Now a glitch-free performance of Straight Camp certainly would have been nicer to see. Yet it wouldn't have improved the dramatic or motivational holes in this comedy about a group of teenagers who have been sent to a gay-to-straight conversion therapy camp.
Part of the problem is in the leading character. Whit Whitaker (Anderson) is a Broadway-loving teenager who gets sent to Mount Saint Cleanliness in Texas after he is caught kissing another guy in the dressing room after a triumphant turn in his high school musical. Whit's motivational journey isn't fully fleshed out as he goes from budding awareness of his sexuality and the hope that it will go away to assuming leadership to rescue his peers and plan an escape.
Instead, Whit takes a comedic backseat to the show's more wacky and quirky supporting characters. Leading the pack are the villains: the creepy and effeminate camp leader Pastor Father (Drew Anderson) and his enforcement flunky, a rather butch Deputy Ann (Katie Klein).
The fellow campers include Boy Scout Columbus Bumblebrook (Alex Garday), wannabe Latina Ferrera America (Amber Gerencher), Christina Ricci-obsessed nerd Jody (Jennifer Mills), a granola-loving character played by Andi Woody and the dim Guy Masterson (Andrew Knox), a straight guy who thought he was at Space Camp.
These supporting characters get more laughs from their personal quirks than the strange straight-to-gay exercises that are supposedly going to change their orientations. Also, the drama is lessened since both Pastor Father and Deputy Ann are so obviously closet cases from the outset.
In terms of the songs, there are some clever parodies of numbers from musicals like Chicago and Aida. But some of the original establishing numbers go on too long ("Texas: Land of God and Carbohydrates") or don't feel properly built up to ("Boners Over Butterflies" as the "you'll do" romantic duet between Whit and Columbus).

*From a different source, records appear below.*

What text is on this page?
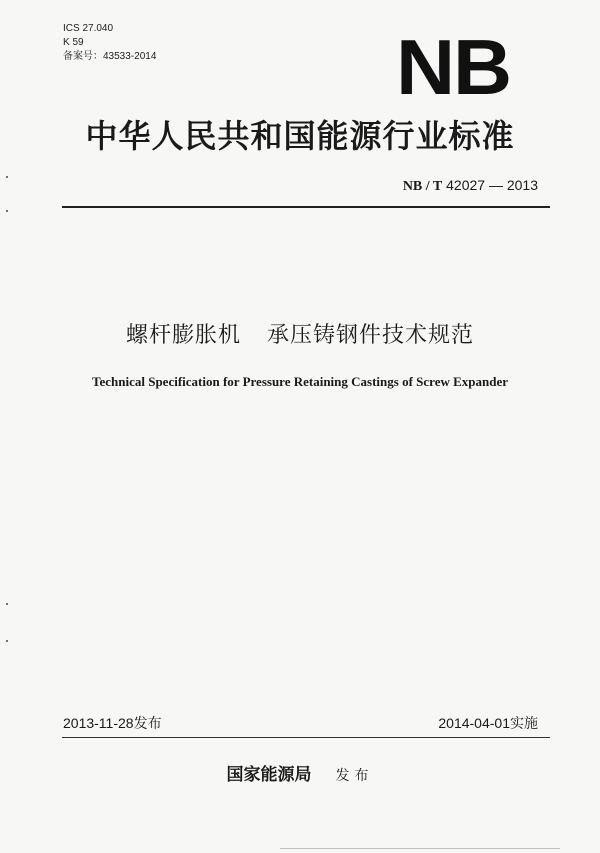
ICS 27.040
K 59
备案号：43533-2014	NB
中华人民共和国能源行业标准
NB / T 42027 — 2013
螺杆膨胀机 承压铸钢件技术规范
Technical Specification for Pressure Retaining Castings of Screw Expander
2013-11-28发布	2014-04-01实施
国家能源局 发布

But perhaps I'm being too hard on a show that only charges $12 admission and has such a skilled ensemble that sings well and delivers plenty of great gross-out-humor laughs. It's just that the show's subject matter could have been made more of the butt of jokes rather than the not-so-bright teenage characters. Straight Camp is undeniably funny, but its comedy and story through-line come off as off-target.